Hakim Lokman, yerde ağır yaralı ve yakınları yarım saat ambulans beklediler. Hakim, bu yüzden kan kaybından öldü.

İstanbul’da, her dört kişiye bir polis düşüyordu. Ama işi düşen bir Kürt’se eğer, bir kere daha polise kıran düşüyordu.

Bir saate yakın zaman sonra çıkıp gelen polis ise Türk’ün Kürt’e davranışı üzere, katilleri bırakıp mağdura dadanıyordu. Hakim’in amca ve kuzenini alıp götürdüler. Ancak karakolda, Kürtlere karşı alışıla gelen düşmanca ritüel tekrarlandı. Sevdiklerini kaybeden amca ve kuzen hakarete uğradı.

Tevfik olanları şöyle özetliyordu:

“Polis, yaralımızla ilgilenmemizi engelledi. Bizi aldı karakola götürdüler. Bize su bile vermediler. Telefona izin vermediler. Kuzenimin durumunu sordum. Biri bağırarak azarladı. Öteki, alay eder gibi, İngilizce ‘iyi’ dedi”

Bir insan, Kürt olduğu için öldürüldü. Hikayenin özü bu.

Ama bu, ilk ırkçı cinayet değildir. Irkçılık Türk devletinin temelidir. Bu yapı, ırkçı terör çarkı olarak yola revan oldu ve yerli halkları öğüterek geliyor.

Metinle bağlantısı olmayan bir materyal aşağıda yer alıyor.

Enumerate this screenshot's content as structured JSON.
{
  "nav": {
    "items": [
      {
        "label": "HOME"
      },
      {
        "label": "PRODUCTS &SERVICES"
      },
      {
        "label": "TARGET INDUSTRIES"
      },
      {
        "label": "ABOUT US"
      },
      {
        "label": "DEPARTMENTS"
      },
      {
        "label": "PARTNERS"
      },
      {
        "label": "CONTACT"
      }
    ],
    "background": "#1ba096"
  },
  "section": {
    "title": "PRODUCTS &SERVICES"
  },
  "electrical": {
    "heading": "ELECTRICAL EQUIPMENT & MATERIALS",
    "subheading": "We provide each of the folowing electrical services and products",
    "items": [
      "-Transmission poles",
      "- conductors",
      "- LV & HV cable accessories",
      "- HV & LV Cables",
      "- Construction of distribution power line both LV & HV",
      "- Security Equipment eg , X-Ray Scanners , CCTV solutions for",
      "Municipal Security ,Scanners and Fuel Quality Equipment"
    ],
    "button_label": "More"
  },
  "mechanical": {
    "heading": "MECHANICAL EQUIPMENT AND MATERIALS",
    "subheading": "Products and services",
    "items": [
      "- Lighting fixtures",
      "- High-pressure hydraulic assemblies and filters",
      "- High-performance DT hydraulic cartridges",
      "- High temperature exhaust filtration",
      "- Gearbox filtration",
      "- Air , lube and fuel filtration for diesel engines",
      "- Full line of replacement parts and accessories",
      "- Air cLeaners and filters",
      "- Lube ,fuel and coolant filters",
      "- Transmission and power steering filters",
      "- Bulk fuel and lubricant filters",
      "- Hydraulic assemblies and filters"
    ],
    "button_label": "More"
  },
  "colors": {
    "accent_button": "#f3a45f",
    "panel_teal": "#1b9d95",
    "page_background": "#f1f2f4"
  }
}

Kulpu kırık bir dünyada, yüz yıldır Kürtleri kırıyor, terör rüzgarlarıyla savuruyorlar. Ama “pek çok medeni” dünya nezdinde suçlu, dahası “terörist” olan, acılılı Kürtlerdir.

Oysa bunlar, henüz “tekâmül” (oluşum) teorisine uygun, insan bile değiller. Utanma, arlanma nedir bilmiyorlar. Bu açıdan, tanrılaştırıp tapındıkları Kurt’u andırıyor, onlar gibi sadece cana kıymayı, hırsızlığı ve çaldıklarını hupur hupur yemeyi biliyorlar.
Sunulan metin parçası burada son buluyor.